ブログ,石田麻子の陰ヨガコラム 2018.12.02
陰ヨガの成り立ちを知っていますか?|石田麻子の陰ヨガコラム
石田麻子です。
陰ヨガにまつわる連載をはじめます。
陰ヨガをまだやったことのない方、以前トライしたけれどひたすらキツかった、あるいは退屈だったからそれ以来やっていない…という方にも、読んでいただけたらうれしいです。
今回は、陰ヨガの成り立ちについて。
陰ヨガでは、ひとつのポーズにつき2分から5分以上と比較的長い時間とどまります。
これは、新しいヨガのスタイルなのでしょうか?
陰ヨガの第一人者、ポール・グリリー先生は著書”yin yoga Principles & Practice”の中で、”old wine, new bottle”「熟成したワインを新しいボトルに入れたようなもの」と表現しています。

Paul Grilley先生
陰ヨガの、ひとつのポーズを数分もの時間、筋肉をリラックスさせた状態でとるこのやり方は、中国に古代から伝わるタオイストヨガの練習方法がベースとなっています。
中国の三代宗教のひとつである道教の修行僧は、長い時間座って瞑想ができることを目的として、気の流れを調和させ身体を癒すためのエクササイズを作り上げました。
これを体系化したものが、太極拳やカンフーです。
ポール・グリリー先生は、武術家でもあるポーリー・ジンク先生から、タオイストヨガの基本を学びました。時は1989年のアメリカ。ポーリー先生のデモンストレーションをテレビで観て、この時すでにハタヨガ歴10年のポール先生でしたが、「自分が今までやってきたヨガとはまるで違う!」と驚いたそうです。

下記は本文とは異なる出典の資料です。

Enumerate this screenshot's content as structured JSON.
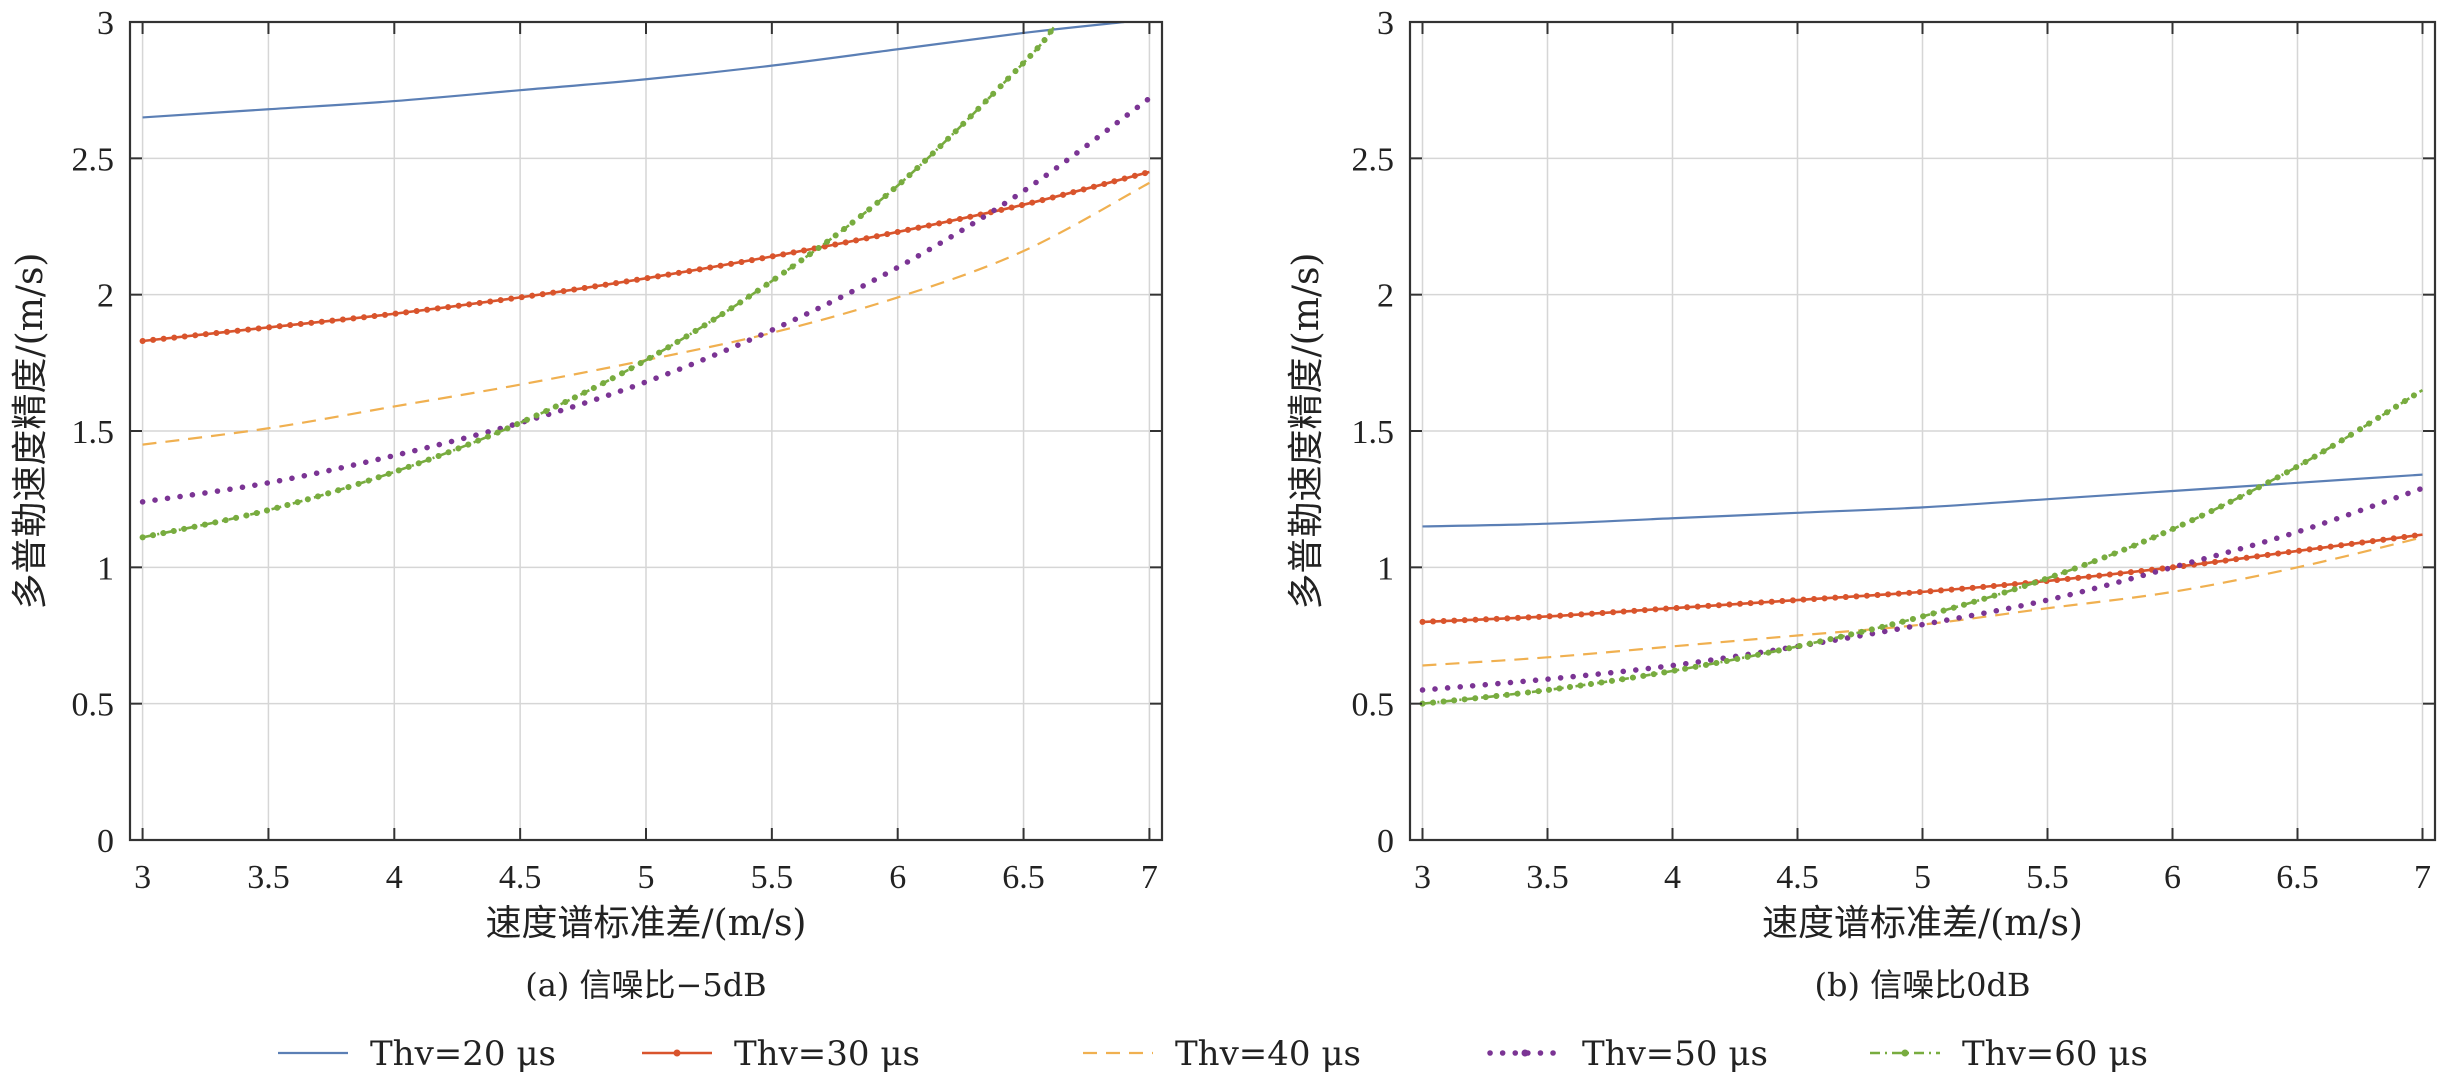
{
  "legend": [
    {
      "label": "Thv=20 μs",
      "color": "#5b7fb5",
      "style": "solid"
    },
    {
      "label": "Thv=30 μs",
      "color": "#d9542c",
      "style": "solid-dotted"
    },
    {
      "label": "Thv=40 μs",
      "color": "#f0b050",
      "style": "dashed"
    },
    {
      "label": "Thv=50 μs",
      "color": "#7b3494",
      "style": "dotted"
    },
    {
      "label": "Thv=60 μs",
      "color": "#78ac3f",
      "style": "dash-dot"
    }
  ],
  "chart_data": [
    {
      "type": "line",
      "caption": "(a) 信噪比−5dB",
      "xlabel": "速度谱标准差/(m/s)",
      "ylabel": "多普勒速度精度/(m/s)",
      "xlim": [
        2.95,
        7.05
      ],
      "ylim": [
        0,
        3
      ],
      "xticks": [
        3,
        3.5,
        4,
        4.5,
        5,
        5.5,
        6,
        6.5,
        7
      ],
      "yticks": [
        0,
        0.5,
        1,
        1.5,
        2,
        2.5,
        3
      ],
      "grid": true,
      "series": [
        {
          "name": "Thv=20 μs",
          "x": [
            3,
            3.5,
            4,
            4.5,
            5,
            5.5,
            6,
            6.5,
            6.9
          ],
          "y": [
            2.65,
            2.68,
            2.71,
            2.75,
            2.79,
            2.84,
            2.9,
            2.96,
            3.0
          ]
        },
        {
          "name": "Thv=30 μs",
          "x": [
            3,
            3.5,
            4,
            4.5,
            5,
            5.5,
            6,
            6.5,
            7
          ],
          "y": [
            1.83,
            1.88,
            1.93,
            1.99,
            2.06,
            2.14,
            2.23,
            2.33,
            2.45
          ]
        },
        {
          "name": "Thv=40 μs",
          "x": [
            3,
            3.5,
            4,
            4.5,
            5,
            5.5,
            6,
            6.5,
            7
          ],
          "y": [
            1.45,
            1.51,
            1.59,
            1.67,
            1.76,
            1.86,
            1.99,
            2.16,
            2.41
          ]
        },
        {
          "name": "Thv=50 μs",
          "x": [
            3,
            3.5,
            4,
            4.5,
            5,
            5.5,
            6,
            6.5,
            7
          ],
          "y": [
            1.24,
            1.31,
            1.41,
            1.53,
            1.68,
            1.87,
            2.1,
            2.38,
            2.72
          ]
        },
        {
          "name": "Thv=60 μs",
          "x": [
            3,
            3.5,
            4,
            4.5,
            5,
            5.5,
            6,
            6.5,
            6.62
          ],
          "y": [
            1.11,
            1.21,
            1.35,
            1.53,
            1.76,
            2.05,
            2.4,
            2.85,
            2.98
          ]
        }
      ]
    },
    {
      "type": "line",
      "caption": "(b) 信噪比0dB",
      "xlabel": "速度谱标准差/(m/s)",
      "ylabel": "多普勒速度精度/(m/s)",
      "xlim": [
        2.95,
        7.05
      ],
      "ylim": [
        0,
        3
      ],
      "xticks": [
        3,
        3.5,
        4,
        4.5,
        5,
        5.5,
        6,
        6.5,
        7
      ],
      "yticks": [
        0,
        0.5,
        1,
        1.5,
        2,
        2.5,
        3
      ],
      "grid": true,
      "series": [
        {
          "name": "Thv=20 μs",
          "x": [
            3,
            3.5,
            4,
            4.5,
            5,
            5.5,
            6,
            6.5,
            7
          ],
          "y": [
            1.15,
            1.16,
            1.18,
            1.2,
            1.22,
            1.25,
            1.28,
            1.31,
            1.34
          ]
        },
        {
          "name": "Thv=30 μs",
          "x": [
            3,
            3.5,
            4,
            4.5,
            5,
            5.5,
            6,
            6.5,
            7
          ],
          "y": [
            0.8,
            0.82,
            0.85,
            0.88,
            0.91,
            0.95,
            1.0,
            1.06,
            1.12
          ]
        },
        {
          "name": "Thv=40 μs",
          "x": [
            3,
            3.5,
            4,
            4.5,
            5,
            5.5,
            6,
            6.5,
            7
          ],
          "y": [
            0.64,
            0.67,
            0.71,
            0.75,
            0.79,
            0.85,
            0.91,
            1.0,
            1.11
          ]
        },
        {
          "name": "Thv=50 μs",
          "x": [
            3,
            3.5,
            4,
            4.5,
            5,
            5.5,
            6,
            6.5,
            7
          ],
          "y": [
            0.55,
            0.59,
            0.64,
            0.71,
            0.79,
            0.88,
            1.0,
            1.13,
            1.29
          ]
        },
        {
          "name": "Thv=60 μs",
          "x": [
            3,
            3.5,
            4,
            4.5,
            5,
            5.5,
            6,
            6.5,
            7
          ],
          "y": [
            0.5,
            0.55,
            0.62,
            0.71,
            0.82,
            0.96,
            1.14,
            1.37,
            1.65
          ]
        }
      ]
    }
  ]
}
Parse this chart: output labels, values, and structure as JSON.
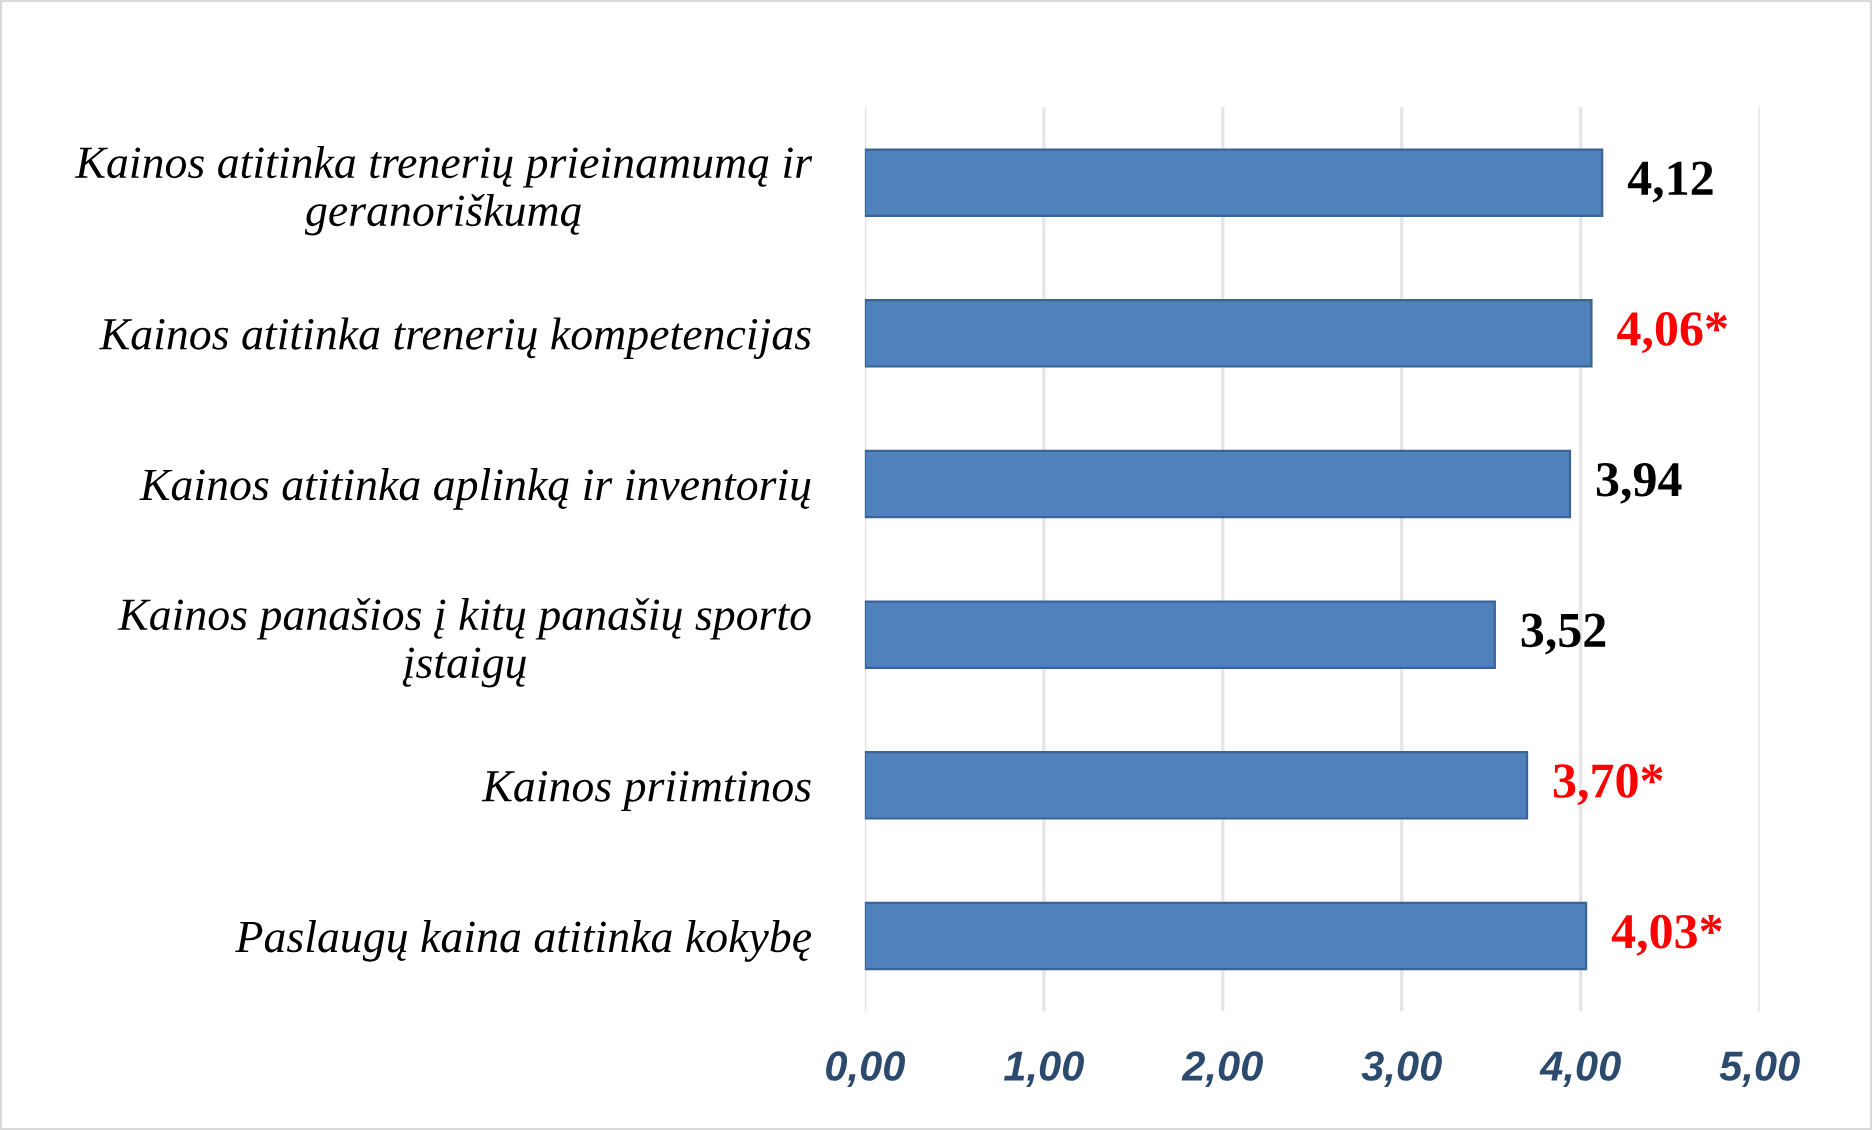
{
  "chart_data": {
    "type": "bar",
    "orientation": "horizontal",
    "categories": [
      "Kainos atitinka trenerių prieinamumą ir\ngeranoriškumą",
      "Kainos atitinka trenerių kompetencijas",
      "Kainos atitinka aplinką ir inventorių",
      "Kainos panašios į kitų panašių sporto\nįstaigų",
      "Kainos priimtinos",
      "Paslaugų kaina atitinka kokybę"
    ],
    "series": [
      {
        "color": "#4f81bd",
        "values": [
          4.12,
          null,
          3.94,
          3.52,
          null,
          null
        ],
        "value_labels": [
          "4,12",
          null,
          "3,94",
          "3,52",
          null,
          null
        ]
      },
      {
        "color": "#4f81bd",
        "values": [
          null,
          4.06,
          null,
          null,
          3.7,
          4.03
        ],
        "value_labels": [
          null,
          "4,06*",
          null,
          null,
          "3,70*",
          "4,03*"
        ]
      }
    ],
    "xlim": [
      0,
      5
    ],
    "xticks": [
      {
        "value": 0,
        "label": "0,00"
      },
      {
        "value": 1,
        "label": "1,00"
      },
      {
        "value": 2,
        "label": "2,00"
      },
      {
        "value": 3,
        "label": "3,00"
      },
      {
        "value": 4,
        "label": "4,00"
      },
      {
        "value": 5,
        "label": "5,00"
      }
    ],
    "grid": "x"
  }
}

西海岸の一部のヒッピーのものだったヨガが、ビクラムヨガ(ホットヨガブームの火付け役ビクラム・チョーキー先生がアメリカ初のビクラムヨガスタジオを開いたのは1972年)、アシュタンガヨガ(創始者パタビジョイス先生がアメリカではじめて指導をしたのが1975年)を代表とする、運動量が多く汗をたくさんかけるタイプのヨガの登場により、フィットネスブームと相まって多くのひとに広まっていく流れの最中で、ポール先生もまた、ビクラムヨガやアシュタンガヨガなど様々なヨガを熱心に練習し、指導もしていたとのこと。
ポール先生は、タオイストヨガのスタイルに加え、ポーリー先生の身体の柔軟性と、いくつもの大きな大会で優勝しているほどの武闘家なのにそれを誇示するような態度が全くないところに惹かれ、教えを請うたそうです。
タオイストヨガは、ひとつのポーズを長い時間かけてとるプラクティスだけを指すのではありません。動物のまねをして活発に動く陽のプラクティスと合わせて、陰と陽でひとつです。
陰陽は、すべてのものごとには相対する側面があり、これらは補完しあっているという考え方です。陰は固定、静、奥。陽は変化、動、表面といった性質が挙げられます。また、冷/暖、上/下、鎮静/興奮も、陰陽の関係にあります。身体でいうと、腱、靭帯、筋膜などのより硬く乾いた組織は陰、これ対し筋肉や血などのより柔らかく可動性のあるものを陽の組織とします。陰ヨガでは、長い時間かけて筋肉をリラックスさせた状態でポーズにとどまることで、陰の組織に働きかけることができます。

Paul先生の陰ヨガトレーニングにて
さて、ポーリー先生からタオイストヨガを学んだポール先生は、陽のヨガを補完するヨガとして、ひとつのポーズを長い時間かけてとるスタイルのクラスを指導することになりました。
最初の10年は、ポーリー先生への敬意をこめて、「タオイストヨガ」というタイトルでクラスを行なっていたそうです。
それを「陰ヨガ」と名付けたのは、サラ・パワーズ先生です。
おふたりは1990年代初頭に同じスタジオで働いていた同僚で、サラ先生は当時ポール先生のクラスを受ける機会がありタオイストヨガに興味をもっていたことから2000年に開催されたワークショップに参加、そこでおふたりは久しぶりの再会を果たしました。
以降、サラ先生はそれまでヴィンヤサがメインだった自身のクラスに「陰ヨガ」を取り入れるようになり、「流れるように動くスタンディングポーズは陽のプラクティス、長い時間をかけて大地に体を委ねてとるポーズは陰のプラクティス」と説明しました。
さらに、「陰ヨガ」をもっと学びたいならポール・グリリー先生のところで学べますよと紹介したため、ポール先生には「陰ヨガ」についての問い合わせが届くようになったそうです。